In den paar Monaten bei der Charter-Airline habe ich schon irre Storys erlebt. Mal haben wir wohlhabende Russen, die in St. Moritz feiern wollten, geflogen. Ein anderes Mal haben wir Scheichs geflogen, die auch gern mal gutes Trinkgeld gaben. Ewig hätte ich das aber ohnehin nicht gemacht, auch wegen der Arbeitszeiten. Wenn Corona nicht gekommen wäre, hätte ich das vielleicht ein, zwei Jahre gemacht, weil man rumkommt und viel erlebt.

Restaurant am Meer

Der DHL-Job ist dagegen komplett bodenständig und solide. Sobald die Pandemie-Lage es zulässt, werde ich aber wieder in der Gastronomie einsteigen, weil das meine Leidenschaft ist. Ich werde als Restaurantleiterin für’s Ahoi in Scharbeutz anfangen, das wird natürlich spannend und herausfordernd, allein durch die vielen Holpersteine, die die Pandemie mit sich bringt.

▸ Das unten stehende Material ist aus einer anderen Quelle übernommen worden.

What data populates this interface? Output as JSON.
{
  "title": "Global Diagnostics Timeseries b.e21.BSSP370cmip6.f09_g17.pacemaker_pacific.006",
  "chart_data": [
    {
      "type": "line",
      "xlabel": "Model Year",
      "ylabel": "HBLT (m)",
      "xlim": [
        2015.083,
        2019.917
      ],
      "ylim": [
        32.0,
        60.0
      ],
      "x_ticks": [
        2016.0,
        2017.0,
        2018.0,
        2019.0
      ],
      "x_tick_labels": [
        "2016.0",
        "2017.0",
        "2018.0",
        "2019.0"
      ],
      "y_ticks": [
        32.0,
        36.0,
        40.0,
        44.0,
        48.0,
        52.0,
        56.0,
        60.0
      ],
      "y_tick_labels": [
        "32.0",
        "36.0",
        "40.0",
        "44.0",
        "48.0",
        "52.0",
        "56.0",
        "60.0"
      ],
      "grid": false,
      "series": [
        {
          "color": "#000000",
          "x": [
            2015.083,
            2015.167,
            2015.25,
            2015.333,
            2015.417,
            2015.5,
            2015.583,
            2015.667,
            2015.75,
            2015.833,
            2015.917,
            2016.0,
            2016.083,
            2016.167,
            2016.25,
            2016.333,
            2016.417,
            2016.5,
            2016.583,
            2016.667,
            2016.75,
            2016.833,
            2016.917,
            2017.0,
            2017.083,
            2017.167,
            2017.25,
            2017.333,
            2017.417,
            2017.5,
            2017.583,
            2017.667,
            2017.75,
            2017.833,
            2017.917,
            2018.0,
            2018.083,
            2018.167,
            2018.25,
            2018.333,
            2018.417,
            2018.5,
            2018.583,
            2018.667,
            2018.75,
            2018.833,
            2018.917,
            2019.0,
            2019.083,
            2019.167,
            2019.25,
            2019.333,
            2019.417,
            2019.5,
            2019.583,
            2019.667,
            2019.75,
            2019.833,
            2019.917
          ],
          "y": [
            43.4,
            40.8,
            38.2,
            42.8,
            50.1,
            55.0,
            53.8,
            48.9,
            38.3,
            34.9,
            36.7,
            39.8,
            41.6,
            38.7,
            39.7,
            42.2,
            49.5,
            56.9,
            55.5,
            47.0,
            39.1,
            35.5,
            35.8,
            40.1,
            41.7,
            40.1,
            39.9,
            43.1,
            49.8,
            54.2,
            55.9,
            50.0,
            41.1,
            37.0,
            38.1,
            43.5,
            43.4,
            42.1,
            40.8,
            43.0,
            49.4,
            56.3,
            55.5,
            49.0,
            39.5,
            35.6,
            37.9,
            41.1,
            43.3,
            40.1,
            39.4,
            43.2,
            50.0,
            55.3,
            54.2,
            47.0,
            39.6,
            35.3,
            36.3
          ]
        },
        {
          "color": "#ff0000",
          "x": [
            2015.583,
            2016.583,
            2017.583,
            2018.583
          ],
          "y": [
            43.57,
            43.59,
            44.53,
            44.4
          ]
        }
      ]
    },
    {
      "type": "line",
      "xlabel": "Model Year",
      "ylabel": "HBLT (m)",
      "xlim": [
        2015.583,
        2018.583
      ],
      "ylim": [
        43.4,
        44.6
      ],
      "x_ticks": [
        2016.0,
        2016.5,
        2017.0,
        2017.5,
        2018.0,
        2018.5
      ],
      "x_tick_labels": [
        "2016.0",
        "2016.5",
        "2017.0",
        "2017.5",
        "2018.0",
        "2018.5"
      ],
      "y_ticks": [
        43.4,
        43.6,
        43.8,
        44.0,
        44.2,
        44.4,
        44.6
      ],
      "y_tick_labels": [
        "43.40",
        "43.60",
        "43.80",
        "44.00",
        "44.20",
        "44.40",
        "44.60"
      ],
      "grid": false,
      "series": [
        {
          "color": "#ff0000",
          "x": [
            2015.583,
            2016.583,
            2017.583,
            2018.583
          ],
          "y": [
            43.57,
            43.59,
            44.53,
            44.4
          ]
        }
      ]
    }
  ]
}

Wir wollten eigentlich zum Mai aufmachen, das wird wohl knapp. Aber irgendwann in diesem Jahr wird es hoffentlich wieder losgehen. Ich freue mich schon auf den Trubel im Restaurant und den täglichen Kontakt mit den Gästen. Und ich freue mich darauf, jeden Tag von unserem Laden an der Promenade aus das Meer zu sehen.